After following the Debian 8.4 perfect server instructions, I get this error: Code: [email protected]:/opt/certbot# ./certbot-auto Upgrading certbot-auto 0.9.3 to 0.10.1... Replacing certbot-auto... Creating virtual environment... Installing Python packages... Installation succeeded. Saving debug log to /var/log/letsencrypt/letsencrypt.log Certbot doesn't know how to automatically configure the web server on this system. However, it can still get a certificate for you. Please run "certbot-auto certonly" to do so. You'll need to manually configure your web server to use the resulting certificate. [email protected]:/opt/certbot# Any Ideas? letsencrypt.log shows: Code: 2017-01-17 05:04:05,316:DEBUG:certbot.main:Root logging level set at 20 2017-01-17 05:04:05,317:INFO:certbot.main:Saving debug log to /var/log/letsencrypt/letsencrypt.log 2017-01-17 05:04:05,317:DEBUG:certbot.main:certbot version: 0.10.1 2017-01-17 05:04:05,317:DEBUG:certbot.main:Arguments: [] 2017-01-17 05:04:05,318:DEBUG:certbot.main:Discovered plugins: PluginsRegistry(PluginEntryPoint#standalone,PluginEntryPoint#manual,PluginEntryPoint#nginx,PluginEntryPoint#web$ 2017-01-17 05:04:05,318:DEBUG:certbot.plugins.selection:Requested authenticator None and installer None 2017-01-17 05:04:06,211:DEBUG:certbot.plugins.disco:Other error:(PluginEntryPoint#apache): There has been an error in parsing the file /etc/apache2/sites-available/xxxxxxxx$ Traceback (most recent call last): File "/root/.local/share/letsencrypt/local/lib/python2.7/site-packages/certbot/plugins/disco.py", line 114, in prepare self._initialized.prepare() File "/root/.local/share/letsencrypt/local/lib/python2.7/site-packages/certbot_apache/configurator.py", line 191, in prepare self.check_parsing_errors("httpd.aug") File "/root/.local/share/letsencrypt/local/lib/python2.7/site-packages/certbot_apache/augeas_configurator.py", line 77, in check_parsing_errors raise errors.PluginError(msg) PluginError: There has been an error in parsing the file /etc/apache2/sites-available/xxxxxxxxx.vhost.err on line 102: Syntax error 2017-01-17 05:04:06,212:DEBUG:certbot.plugins.selection:No candidate plugin 2017-01-17 05:04:06,212:DEBUG:certbot.plugins.selection:Selected authenticator None and installer None
I ran this command: Code: rm /etc/apache2/sites-available/*.err and the problem went away. However then I get another screen that is not in the documentation: Code: [email protected]:/opt/certbot# ./certbot-auto Saving debug log to /var/log/letsencrypt/letsencrypt.log Which names would you like to activate HTTPS for? ------------------------------------------------------------------------------- ... 51: www.xxxxxxxxx.com ------------------------------------------------------------------------------- Select the appropriate numbers separated by commas and/or spaces, or leave input blank to select all options shown (Enter 'c' to cancel):
However it is acting strange. I can't create the cert from the control panel. I click on the Lets Encrypt option under the website and save. When I go back and look the check marks are gone, and I get an email saying 17.01.2017-00:25 - WARNING - Let's Encrypt SSL Cert for: xxxxxxxx.com could not be issued. However I can create it manually running ./certbot-auto --apache and it works just fine, but never shows on the website tab.

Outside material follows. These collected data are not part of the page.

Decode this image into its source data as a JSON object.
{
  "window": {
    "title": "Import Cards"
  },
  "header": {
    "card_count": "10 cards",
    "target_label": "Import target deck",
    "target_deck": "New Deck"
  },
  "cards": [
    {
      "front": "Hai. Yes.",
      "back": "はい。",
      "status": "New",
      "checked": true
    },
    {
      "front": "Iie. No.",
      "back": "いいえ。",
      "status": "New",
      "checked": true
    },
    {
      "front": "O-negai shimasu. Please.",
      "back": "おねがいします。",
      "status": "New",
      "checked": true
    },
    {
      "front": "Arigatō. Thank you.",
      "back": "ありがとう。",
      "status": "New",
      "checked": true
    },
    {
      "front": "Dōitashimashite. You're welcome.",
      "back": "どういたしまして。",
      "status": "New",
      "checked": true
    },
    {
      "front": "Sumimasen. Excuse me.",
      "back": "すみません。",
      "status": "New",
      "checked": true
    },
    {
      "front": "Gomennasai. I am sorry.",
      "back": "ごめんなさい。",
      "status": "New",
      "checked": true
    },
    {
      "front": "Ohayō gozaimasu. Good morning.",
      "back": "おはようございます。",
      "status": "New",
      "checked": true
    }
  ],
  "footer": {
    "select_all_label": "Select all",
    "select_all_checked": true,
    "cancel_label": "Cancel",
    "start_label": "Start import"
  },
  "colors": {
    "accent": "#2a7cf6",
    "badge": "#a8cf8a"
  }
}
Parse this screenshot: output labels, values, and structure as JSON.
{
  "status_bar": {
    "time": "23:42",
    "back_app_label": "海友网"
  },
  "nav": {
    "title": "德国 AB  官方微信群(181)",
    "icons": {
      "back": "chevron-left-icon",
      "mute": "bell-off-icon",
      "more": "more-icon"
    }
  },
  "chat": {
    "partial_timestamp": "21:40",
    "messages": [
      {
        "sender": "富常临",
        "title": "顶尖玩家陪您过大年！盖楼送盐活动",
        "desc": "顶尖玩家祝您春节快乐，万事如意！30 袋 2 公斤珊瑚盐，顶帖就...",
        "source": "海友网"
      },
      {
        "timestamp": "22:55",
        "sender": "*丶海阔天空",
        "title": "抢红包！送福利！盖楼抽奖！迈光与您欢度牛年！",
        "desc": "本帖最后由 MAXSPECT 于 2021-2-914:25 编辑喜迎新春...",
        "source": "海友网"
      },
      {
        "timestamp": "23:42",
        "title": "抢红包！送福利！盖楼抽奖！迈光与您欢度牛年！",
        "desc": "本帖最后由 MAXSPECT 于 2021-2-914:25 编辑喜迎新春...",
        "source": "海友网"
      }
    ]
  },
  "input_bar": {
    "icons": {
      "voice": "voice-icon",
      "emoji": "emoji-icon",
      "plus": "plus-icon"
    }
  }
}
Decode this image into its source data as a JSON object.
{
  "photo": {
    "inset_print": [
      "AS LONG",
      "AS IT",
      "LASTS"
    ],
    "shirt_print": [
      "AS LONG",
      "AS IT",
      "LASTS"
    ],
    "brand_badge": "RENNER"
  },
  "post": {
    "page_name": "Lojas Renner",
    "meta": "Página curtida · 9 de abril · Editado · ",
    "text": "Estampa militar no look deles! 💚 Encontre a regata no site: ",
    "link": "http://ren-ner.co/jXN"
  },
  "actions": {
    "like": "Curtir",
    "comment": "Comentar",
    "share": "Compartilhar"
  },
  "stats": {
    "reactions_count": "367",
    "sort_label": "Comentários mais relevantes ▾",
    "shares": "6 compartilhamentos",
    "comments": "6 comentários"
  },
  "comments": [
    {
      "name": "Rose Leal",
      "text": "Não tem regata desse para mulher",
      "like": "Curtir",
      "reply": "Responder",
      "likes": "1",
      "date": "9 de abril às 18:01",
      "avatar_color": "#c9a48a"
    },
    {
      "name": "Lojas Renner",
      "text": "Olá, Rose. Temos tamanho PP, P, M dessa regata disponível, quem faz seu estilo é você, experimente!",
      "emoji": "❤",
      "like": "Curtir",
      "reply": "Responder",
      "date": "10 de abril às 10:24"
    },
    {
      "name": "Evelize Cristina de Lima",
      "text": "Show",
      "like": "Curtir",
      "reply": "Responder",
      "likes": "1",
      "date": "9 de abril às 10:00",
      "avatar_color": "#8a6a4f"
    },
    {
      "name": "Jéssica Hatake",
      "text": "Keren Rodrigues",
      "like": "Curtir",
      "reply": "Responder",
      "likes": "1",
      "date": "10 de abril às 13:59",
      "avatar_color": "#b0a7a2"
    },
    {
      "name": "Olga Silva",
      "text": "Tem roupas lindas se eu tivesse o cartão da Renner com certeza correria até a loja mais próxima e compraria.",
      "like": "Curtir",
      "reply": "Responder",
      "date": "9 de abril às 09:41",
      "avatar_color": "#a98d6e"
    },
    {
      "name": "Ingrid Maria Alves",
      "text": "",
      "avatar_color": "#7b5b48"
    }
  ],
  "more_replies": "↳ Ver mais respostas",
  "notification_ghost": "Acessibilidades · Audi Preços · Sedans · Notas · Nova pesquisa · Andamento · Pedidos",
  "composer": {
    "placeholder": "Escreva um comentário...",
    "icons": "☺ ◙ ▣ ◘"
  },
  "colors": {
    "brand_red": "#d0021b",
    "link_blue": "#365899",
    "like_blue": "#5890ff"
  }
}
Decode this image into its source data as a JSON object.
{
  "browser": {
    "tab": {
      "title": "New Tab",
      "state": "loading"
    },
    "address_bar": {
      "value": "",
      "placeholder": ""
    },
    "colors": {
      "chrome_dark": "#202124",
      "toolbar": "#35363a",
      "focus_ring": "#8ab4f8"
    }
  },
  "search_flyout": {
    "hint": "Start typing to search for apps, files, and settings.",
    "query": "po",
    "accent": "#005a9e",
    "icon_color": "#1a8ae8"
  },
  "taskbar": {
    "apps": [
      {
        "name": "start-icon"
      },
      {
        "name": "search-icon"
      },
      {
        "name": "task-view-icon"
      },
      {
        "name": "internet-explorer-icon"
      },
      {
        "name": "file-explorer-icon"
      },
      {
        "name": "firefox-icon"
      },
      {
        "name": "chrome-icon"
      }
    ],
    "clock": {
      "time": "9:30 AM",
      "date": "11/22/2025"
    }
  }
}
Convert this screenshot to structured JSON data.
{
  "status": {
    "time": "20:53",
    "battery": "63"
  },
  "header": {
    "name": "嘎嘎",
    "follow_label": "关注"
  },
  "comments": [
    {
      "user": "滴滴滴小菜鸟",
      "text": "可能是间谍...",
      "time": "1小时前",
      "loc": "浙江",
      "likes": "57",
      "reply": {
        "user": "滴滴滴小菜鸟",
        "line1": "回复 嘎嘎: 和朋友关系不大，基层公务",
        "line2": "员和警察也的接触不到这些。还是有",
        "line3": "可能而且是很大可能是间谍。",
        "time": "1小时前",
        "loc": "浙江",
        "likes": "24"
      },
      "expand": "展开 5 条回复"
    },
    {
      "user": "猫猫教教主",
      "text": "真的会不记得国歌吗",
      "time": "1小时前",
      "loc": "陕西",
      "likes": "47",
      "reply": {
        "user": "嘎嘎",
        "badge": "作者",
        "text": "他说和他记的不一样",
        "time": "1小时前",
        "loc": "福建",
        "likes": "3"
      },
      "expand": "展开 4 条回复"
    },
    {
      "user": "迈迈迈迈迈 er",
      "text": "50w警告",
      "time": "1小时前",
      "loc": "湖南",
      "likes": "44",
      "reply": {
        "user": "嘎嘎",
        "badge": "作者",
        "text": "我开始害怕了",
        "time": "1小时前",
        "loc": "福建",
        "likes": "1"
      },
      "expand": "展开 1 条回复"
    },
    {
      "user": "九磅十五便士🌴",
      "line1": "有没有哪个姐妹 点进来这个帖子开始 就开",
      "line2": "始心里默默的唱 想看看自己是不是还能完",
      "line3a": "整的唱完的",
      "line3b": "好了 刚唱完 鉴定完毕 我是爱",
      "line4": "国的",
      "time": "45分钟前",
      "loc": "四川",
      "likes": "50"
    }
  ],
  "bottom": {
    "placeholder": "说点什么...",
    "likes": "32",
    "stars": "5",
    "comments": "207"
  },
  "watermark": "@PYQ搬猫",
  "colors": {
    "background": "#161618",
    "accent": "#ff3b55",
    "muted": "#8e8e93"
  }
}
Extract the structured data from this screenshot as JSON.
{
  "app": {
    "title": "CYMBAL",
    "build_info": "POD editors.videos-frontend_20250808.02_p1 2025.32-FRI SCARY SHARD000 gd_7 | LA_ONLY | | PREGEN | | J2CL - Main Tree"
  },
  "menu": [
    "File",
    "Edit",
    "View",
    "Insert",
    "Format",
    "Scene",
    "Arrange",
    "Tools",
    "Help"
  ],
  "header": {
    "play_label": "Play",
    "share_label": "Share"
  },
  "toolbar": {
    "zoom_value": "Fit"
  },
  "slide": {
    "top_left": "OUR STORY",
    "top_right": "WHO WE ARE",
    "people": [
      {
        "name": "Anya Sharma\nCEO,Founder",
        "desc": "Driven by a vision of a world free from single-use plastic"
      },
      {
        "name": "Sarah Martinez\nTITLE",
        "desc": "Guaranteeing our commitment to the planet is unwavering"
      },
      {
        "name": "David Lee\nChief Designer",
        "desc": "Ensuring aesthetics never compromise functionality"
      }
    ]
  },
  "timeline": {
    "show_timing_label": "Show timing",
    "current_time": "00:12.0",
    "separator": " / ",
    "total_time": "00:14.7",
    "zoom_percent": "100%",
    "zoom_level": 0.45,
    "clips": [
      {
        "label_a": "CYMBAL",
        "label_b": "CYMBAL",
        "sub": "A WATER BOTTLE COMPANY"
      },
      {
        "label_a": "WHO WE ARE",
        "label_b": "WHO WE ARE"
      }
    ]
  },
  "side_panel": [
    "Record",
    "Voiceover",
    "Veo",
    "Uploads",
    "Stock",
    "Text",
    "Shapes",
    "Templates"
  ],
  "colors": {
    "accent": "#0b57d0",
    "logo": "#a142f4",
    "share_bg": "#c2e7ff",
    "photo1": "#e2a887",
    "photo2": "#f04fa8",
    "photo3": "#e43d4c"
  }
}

When you create a cert with ./certbot-auto --apache manually then this domain name is blocked for SSL and you can not create a cert for it anymore in ispconfig. You will have to remove that domain from LE before it can be used with LE in ispconfig again.
I removed it with: rm -rf /etc/letsencrypt/archive/[sitename]/ rm -rf /etc/letsencrypt/live/[sitename]/ rm -rf /etc/letsencrypt/renewal/[sitename].conf and the apache definitions in sites-enabled. The tried to do it though the control panel but I get the same issue. The SSL and LetsENcrypt option become blank after it runs the process.
Then letsencrypt could not issue the cert. The reason should be listed in the letsencrypt log. Common issues are that a sub- or aliasdomain of the website is unreachable or that it is redirected in a way that letsencrypt can not reach its security token.
I did not say that it matters if a domain is a subdomain or not, I said that ispconfig will include all sub- and aliasdomains of a site into an ssl cert and if one of these is unreachable, then the cert creation must fail. Check the letsencrypt log to see which of the domains is unreachable.
For each sub/domain LE requires a CNAME or A record in the DNS. Not sure if wildcard DNS entries work.